(Question has been edited for specificity based on feedback. I followed the guidelines StackExchange recommended to me: Are resource recommendations allowed?)
Within biophysics, I'm looking to build up understanding of statistical mechanics, especially protein folding, DNA mechanics, and cell biology, and of multiscale modeling, especially cell-to-tissue.
I do well with examples that I can follow along, or problem sets with answer keys to check, including problems assigned in Python, R, MATLAB, Mathematica, or C++. Differential equations, complex analysis, topology, probability, and measure theory are all fair game, but I'm also hoping to gain intuitive understanding, so I'm open to both proof-light undergraduate books for intuition and fully theoretic graduate books for rigor.
I have seen:
However, my background is very lopsided and I'm not sure those resources would fit, and the questions are also a few years old – which I thought might matter in a biology-based field, but I could be wrong.
I have a math BS/MS where I studied dynamical systems, and I did a statistics MS/PhD working on Bayesian MCMC computation in forensic genetics.
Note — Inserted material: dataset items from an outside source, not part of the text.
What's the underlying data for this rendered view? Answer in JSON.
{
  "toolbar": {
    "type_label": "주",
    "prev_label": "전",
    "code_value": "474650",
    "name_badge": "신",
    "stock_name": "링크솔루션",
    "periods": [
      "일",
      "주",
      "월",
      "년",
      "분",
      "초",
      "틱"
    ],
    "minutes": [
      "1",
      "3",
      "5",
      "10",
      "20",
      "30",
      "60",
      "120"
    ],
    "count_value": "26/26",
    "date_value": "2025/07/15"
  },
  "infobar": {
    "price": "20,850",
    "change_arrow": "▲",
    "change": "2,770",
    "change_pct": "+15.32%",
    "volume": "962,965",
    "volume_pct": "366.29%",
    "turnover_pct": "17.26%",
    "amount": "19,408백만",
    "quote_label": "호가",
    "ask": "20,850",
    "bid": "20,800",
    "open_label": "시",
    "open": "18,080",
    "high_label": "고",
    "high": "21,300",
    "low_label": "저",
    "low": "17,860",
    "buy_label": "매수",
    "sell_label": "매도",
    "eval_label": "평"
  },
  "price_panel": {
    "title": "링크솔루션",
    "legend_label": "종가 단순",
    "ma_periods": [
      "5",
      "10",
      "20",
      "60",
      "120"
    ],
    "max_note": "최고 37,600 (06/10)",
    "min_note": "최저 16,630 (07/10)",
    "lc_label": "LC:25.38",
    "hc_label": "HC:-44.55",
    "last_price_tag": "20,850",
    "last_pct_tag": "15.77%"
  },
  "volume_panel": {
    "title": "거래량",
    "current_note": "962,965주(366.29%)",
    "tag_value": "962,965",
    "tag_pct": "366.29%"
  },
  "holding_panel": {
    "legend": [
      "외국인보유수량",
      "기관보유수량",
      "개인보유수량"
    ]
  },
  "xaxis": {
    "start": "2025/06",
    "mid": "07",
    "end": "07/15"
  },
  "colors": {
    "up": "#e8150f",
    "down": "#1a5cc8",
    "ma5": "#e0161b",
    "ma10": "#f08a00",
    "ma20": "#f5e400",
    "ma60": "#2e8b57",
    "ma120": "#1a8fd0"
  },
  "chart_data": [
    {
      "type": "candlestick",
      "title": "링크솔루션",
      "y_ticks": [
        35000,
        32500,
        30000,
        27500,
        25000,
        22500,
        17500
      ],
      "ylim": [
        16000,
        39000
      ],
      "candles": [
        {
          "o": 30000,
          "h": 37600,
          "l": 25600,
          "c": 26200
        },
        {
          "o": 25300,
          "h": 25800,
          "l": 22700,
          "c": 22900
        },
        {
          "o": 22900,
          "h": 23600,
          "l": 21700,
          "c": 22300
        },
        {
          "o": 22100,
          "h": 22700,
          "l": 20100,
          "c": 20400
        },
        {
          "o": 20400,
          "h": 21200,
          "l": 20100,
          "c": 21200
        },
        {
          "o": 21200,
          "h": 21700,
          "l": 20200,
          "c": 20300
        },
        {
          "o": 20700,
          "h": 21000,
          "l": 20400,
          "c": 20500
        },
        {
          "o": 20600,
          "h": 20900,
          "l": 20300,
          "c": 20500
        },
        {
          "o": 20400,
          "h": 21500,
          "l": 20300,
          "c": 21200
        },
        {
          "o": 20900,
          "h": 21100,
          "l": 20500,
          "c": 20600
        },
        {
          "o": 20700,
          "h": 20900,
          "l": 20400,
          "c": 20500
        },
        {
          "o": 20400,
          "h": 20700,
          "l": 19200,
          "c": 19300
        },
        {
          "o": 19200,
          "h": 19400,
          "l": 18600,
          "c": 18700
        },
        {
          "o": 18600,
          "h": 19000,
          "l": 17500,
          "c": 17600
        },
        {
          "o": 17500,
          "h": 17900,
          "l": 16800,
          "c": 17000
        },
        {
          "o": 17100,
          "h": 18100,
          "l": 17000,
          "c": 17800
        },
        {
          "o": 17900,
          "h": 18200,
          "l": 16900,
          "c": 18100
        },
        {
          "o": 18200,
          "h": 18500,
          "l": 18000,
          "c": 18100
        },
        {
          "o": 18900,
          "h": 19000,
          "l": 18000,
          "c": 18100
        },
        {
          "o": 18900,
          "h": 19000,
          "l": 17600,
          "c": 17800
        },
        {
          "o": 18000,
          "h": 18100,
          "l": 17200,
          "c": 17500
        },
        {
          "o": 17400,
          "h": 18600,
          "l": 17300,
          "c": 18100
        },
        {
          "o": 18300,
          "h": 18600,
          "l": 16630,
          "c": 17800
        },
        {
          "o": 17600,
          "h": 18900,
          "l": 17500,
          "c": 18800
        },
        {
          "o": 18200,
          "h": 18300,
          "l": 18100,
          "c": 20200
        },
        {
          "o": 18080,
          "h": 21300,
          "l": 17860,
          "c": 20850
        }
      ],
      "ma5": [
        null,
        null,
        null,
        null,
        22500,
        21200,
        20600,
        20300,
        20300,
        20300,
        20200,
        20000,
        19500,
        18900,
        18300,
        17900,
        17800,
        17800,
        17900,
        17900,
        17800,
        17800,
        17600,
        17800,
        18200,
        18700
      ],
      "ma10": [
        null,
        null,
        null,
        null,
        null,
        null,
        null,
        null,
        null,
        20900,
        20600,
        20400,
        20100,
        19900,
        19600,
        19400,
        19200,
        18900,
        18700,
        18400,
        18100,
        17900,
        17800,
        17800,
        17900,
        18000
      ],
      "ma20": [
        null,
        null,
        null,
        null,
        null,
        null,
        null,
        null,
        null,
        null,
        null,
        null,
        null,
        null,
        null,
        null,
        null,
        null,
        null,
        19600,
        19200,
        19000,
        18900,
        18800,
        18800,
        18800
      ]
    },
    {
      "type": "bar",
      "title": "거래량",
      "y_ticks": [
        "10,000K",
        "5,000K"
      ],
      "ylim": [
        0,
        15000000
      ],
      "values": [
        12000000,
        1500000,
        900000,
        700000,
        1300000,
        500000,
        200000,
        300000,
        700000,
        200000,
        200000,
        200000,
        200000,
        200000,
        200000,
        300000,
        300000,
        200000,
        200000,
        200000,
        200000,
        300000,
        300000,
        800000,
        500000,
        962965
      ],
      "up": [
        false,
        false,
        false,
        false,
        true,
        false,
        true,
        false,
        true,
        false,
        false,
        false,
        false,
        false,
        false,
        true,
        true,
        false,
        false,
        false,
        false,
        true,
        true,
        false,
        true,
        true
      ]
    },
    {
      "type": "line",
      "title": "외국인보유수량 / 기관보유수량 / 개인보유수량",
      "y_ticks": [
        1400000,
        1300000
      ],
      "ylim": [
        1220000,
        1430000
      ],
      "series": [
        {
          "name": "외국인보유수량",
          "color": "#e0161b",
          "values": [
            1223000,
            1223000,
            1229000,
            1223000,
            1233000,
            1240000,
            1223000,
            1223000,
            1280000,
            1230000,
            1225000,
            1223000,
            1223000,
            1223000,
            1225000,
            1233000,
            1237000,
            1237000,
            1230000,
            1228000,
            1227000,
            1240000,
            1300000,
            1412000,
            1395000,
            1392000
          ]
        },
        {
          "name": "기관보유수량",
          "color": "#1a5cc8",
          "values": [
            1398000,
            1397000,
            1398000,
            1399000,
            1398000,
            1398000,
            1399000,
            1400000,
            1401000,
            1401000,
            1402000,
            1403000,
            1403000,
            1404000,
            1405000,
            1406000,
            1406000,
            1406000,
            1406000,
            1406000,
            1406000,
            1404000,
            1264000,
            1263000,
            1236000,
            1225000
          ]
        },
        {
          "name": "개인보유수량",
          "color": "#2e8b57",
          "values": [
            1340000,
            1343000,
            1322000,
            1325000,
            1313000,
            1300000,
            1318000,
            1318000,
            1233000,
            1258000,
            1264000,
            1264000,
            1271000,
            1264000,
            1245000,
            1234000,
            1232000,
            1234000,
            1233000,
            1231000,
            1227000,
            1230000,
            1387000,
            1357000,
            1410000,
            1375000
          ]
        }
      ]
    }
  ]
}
While I assume I have sufficient mathematical background at least for a rudimentary introduction to the field, I have only ever taken a handful of basic science courses. As an undergrad I took a semester of Newtonian mechanics, a trio of biology courses, and a freshman science course that touched on chemistry and physics, but I assume that is hugely insufficient for a foundation in biophysics. However, I would prefer to learn from courses that teach things in a synergized way, if possible, to avoid multiple semesters of general physics, chemistry, and biology all taught separately. I understand if some separation is necessary to gain a foundation, but for career reasons I would rather learn the interaction of the fields from the start as much as possible.
I would appreciate textbook recommendations as well as video lecture series, if any are available.